Marcelle s’est vu confier la fermeture de plusieurs services hérités de la BN et qui n’avaient pas vocation à perdurer en tant que tels : le Service de prêt des doubles (31 agents), le Service des dons (7 agents), le Service du Catalogue collectif des ouvrages étrangers, sans oublier le Service des échanges internationaux pour lequel la fermeture programmée dès cette époque ne sera réalisée que beaucoup plus tard… Elle craignait que la profession ne se souvienne que de son rôle de fossoyeur de services ! Elle y a mis pourtant toute son intelligence, sa patience et son humanité, le profil des personnels concernés n’étant pas facile à recaser !
L’autre défi qu’elle a eu à relever à la tête de la DDSR a été l’encadrement de professionnels dont elle ne maîtrisait pas le domaine d’expertise, par exemple ceux qui constituaient la collection des 100 000 textes numérisés destinés à la bibliothèque virtuelle qui deviendra Gallica. Par exemple, des décisions étaient à prendre sur la structuration des fichiers numériques à exiger des prestataires de numérisation. Elle a dû à la fois acquérir rapidement un nouveau vocabulaire technique, faire confiance aux spécialistes, tout en portant la responsabilité des orientations prises.

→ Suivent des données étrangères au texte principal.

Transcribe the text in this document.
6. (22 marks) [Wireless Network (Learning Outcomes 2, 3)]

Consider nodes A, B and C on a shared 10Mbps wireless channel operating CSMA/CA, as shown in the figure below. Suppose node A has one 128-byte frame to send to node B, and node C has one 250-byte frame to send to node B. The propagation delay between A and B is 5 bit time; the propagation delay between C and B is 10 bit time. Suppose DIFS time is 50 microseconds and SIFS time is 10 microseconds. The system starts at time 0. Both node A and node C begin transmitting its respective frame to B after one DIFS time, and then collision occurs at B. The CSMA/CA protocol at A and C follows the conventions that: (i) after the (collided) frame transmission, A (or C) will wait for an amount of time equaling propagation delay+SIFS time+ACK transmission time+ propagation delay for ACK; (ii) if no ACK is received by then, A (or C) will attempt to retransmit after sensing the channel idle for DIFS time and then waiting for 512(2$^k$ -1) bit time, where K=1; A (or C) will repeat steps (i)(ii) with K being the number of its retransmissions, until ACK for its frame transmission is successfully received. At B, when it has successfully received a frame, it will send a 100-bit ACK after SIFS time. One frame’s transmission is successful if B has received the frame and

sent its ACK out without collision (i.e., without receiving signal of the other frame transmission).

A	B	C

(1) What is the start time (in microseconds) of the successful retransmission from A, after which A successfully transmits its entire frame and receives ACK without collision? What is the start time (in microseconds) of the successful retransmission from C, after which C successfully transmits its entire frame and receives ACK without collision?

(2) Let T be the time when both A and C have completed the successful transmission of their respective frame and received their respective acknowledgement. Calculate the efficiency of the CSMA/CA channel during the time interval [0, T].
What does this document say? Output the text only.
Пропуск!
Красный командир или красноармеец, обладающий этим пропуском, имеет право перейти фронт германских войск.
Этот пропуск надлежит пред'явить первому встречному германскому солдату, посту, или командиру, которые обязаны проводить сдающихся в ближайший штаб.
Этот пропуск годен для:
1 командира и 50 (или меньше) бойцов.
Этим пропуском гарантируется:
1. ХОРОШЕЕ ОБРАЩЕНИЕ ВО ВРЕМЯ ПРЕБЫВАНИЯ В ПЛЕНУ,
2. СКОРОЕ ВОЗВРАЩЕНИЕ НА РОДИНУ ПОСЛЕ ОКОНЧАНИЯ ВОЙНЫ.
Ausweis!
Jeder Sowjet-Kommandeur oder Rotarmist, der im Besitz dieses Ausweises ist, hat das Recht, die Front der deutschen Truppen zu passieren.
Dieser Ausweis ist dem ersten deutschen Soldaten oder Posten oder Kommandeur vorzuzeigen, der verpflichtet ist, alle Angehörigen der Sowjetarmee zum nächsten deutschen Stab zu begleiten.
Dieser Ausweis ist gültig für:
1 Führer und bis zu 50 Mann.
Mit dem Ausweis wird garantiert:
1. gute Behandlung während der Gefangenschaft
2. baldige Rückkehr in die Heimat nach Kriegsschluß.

En 1998, l’organigramme de trajectoire est remplacé par un organigramme de croisière. La DDSR fait place à la Direction des services et des réseaux (DSR) confiée à Daniel Renoult. Marcelle quitte donc un poste de directeur pour devenir responsable du département Agence bibliographique nationale au sein de la nouvelle DSR. Cette évolution peu conventionnelle a suscité chez elle beaucoup d’interrogations : avait-elle démérité à la tête de la DDSR ? Il semblerait que non puisqu’en 1997, sur proposition de Philippe Bélaval, Marcelle est nommée Chevalier de l’ordre national du Mérite. De santé précaire, elle a finalement apprécié d’être moins exposée et de retrouver ses domaines de prédilection : la coordination bibliographique, la normalisation documentaire, les chantiers de conversion rétrospective… Pour autant, sa contribution à la transition BN/BnF s’est poursuivie jusqu’à sa retraite en 2003, dans le cadre des migrations de données dans le catalogue général en ligne et la définition d’une nouvelle gamme de produits bibliographiques destinés aux bibliothèques.